Much of the violence in central Nigeria dates back to the 2002 and 2004 clashes in the Yelwa-Shendam area of Plateau state in which thousands lost their lives. 

This saw ethnic, political, economic and religious tensions overlap and the consequences are still seen with deep distrust between mainly Muslim Fulani herders and mostly Christian farming communities, who see the Hausa-Fulanis as outsiders trying to take their land. 

The Fulanis are also sometimes attacked and have their animals stolen by bandits, prompting brutal reprisals. This is not unique to central Nigeria but the country as a whole.  

Police recently announced the arrest of several suspected Fulani militants armed with "dangerous weapons" outside the capital, Abuja. The men say they were on their way to recover their stolen cattle. 
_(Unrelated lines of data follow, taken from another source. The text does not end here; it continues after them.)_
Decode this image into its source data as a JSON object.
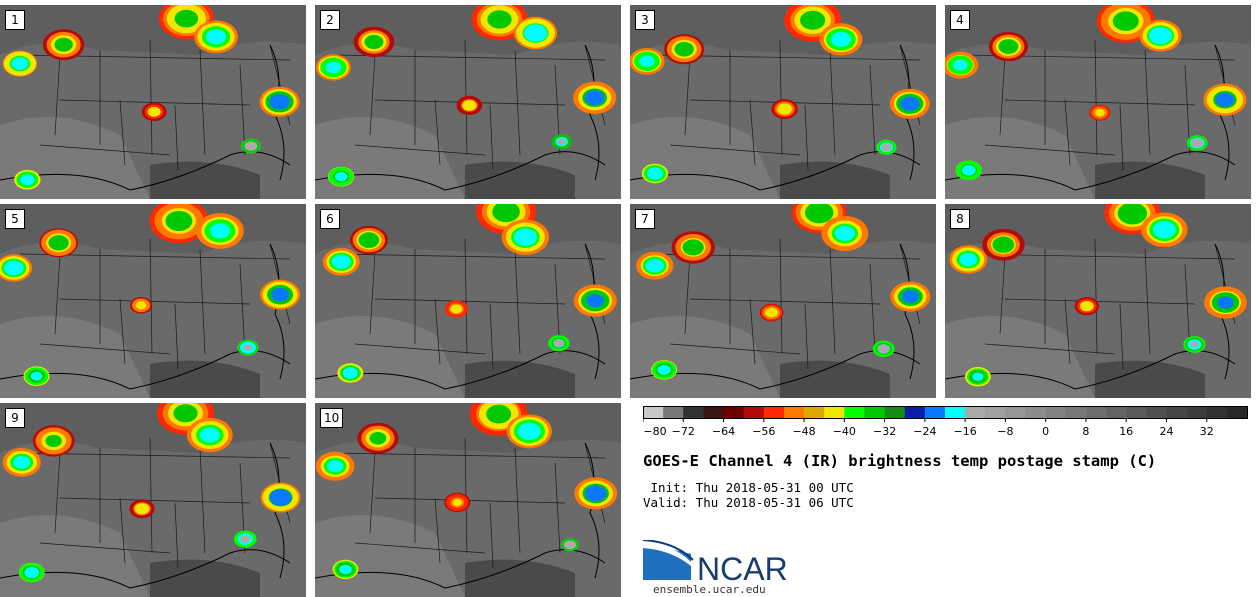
{
  "panels": [
    {
      "label": "1"
    },
    {
      "label": "2"
    },
    {
      "label": "3"
    },
    {
      "label": "4"
    },
    {
      "label": "5"
    },
    {
      "label": "6"
    },
    {
      "label": "7"
    },
    {
      "label": "8"
    },
    {
      "label": "9"
    },
    {
      "label": "10"
    }
  ],
  "colorbar": {
    "min": -80,
    "max": 40,
    "step": 4,
    "tick_labels": [
      "−80",
      "−72",
      "−64",
      "−56",
      "−48",
      "−40",
      "−32",
      "−24",
      "−16",
      "−8",
      "0",
      "8",
      "16",
      "24",
      "32"
    ],
    "tick_values": [
      -80,
      -72,
      -64,
      -56,
      -48,
      -40,
      -32,
      -24,
      -16,
      -8,
      0,
      8,
      16,
      24,
      32
    ],
    "colors": [
      "#c8c8c8",
      "#787878",
      "#323232",
      "#3c1414",
      "#6e0000",
      "#b40a0a",
      "#ff2800",
      "#ff7800",
      "#dcaa00",
      "#f0e600",
      "#00ff00",
      "#00c800",
      "#148c14",
      "#0a1eaa",
      "#0a78ff",
      "#00ffff",
      "#aaaaaa",
      "#a0a0a0",
      "#969696",
      "#8c8c8c",
      "#828282",
      "#787878",
      "#6e6e6e",
      "#646464",
      "#5a5a5a",
      "#505050",
      "#464646",
      "#3c3c3c",
      "#323232",
      "#282828"
    ]
  },
  "title": "GOES-E Channel 4 (IR) brightness temp postage stamp (C)",
  "init": " Init: Thu 2018-05-31 00 UTC",
  "valid": "Valid: Thu 2018-05-31 06 UTC",
  "logo_text": "NCAR",
  "website": "ensemble.ucar.edu"
}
Fulani associations have consistently denied any links to militants, saying they are being blamed for crimes committed by others. 

"It is not fair to blame us for every incident because in most cases we are the victims," Sa'idu Baso, a senior Fulani leader in eastern Nigeria, told the BBC. "Nigerian authorities need to do more to protect our people and their cattle," he added. 

The deadly nature of the violence has left many people wondering about the source of the arms being used to carry out the atrocities. The most common weapon used in these types of conflict is the AK47 assault rifle, Abubakar Tsav, a former federal police commissioner, told the BBC. He says that the conflict in Libya and Mali has increased the proliferation of small and large arms into the country because Nigeria's porous borders are uncontrollable. "Some people are exchanging stolen crude oil for arms and these are being easily shipped through our sea ports." 

Another theory being suggested is that the herders get their weapons from black markets across West and Central Africa, because they live in the bush and travel throughout the region. 

The conflict has cost Africa's largest economy more than $14bn (£10bn) in the three years to 2015, according to the UK-based humanitarian organisation, Mercy CorpsIt has "impeded market development and economic growth by destroying productive assets, preventing trade, deterring investment, and eroding trust between markets actors," it added in a report last July. 

The recent upsurge also represents a fresh security challenge for a country already stretched by the seven-year Boko Haram insurgency in its north-eastern region. 

Unlike that crisis which is concentrated on a fraction of the country, this conflict is occurring in almost every part of Africa's most populous nation. The UN says it is worried by the "complete impunity enjoyed so far by perpetrators of previous attacks", and called on the government to do more to protect its citizens. Reports in the local media say MPs are working on a law that will establish grazing areas across the country to douse the tension between the rival groups. But the move has proved unpopular with many, especially in the south. 

"The Fulani herdsman is running a business with his cows, why should we have to give up our lands for his interests," one man said on Twitter

However, it is difficult to generalise anything related to the Fulanis because in most cases, these nomadic herdsmen don't even know each other and carry out their activities independently. There is certainly no evidence that Fulani groups have a single political goal. So in many ways it is inaccurate to describe them as a single militant group. This makes it difficult for the authorities to come up with any sustainable plan to end the crisis.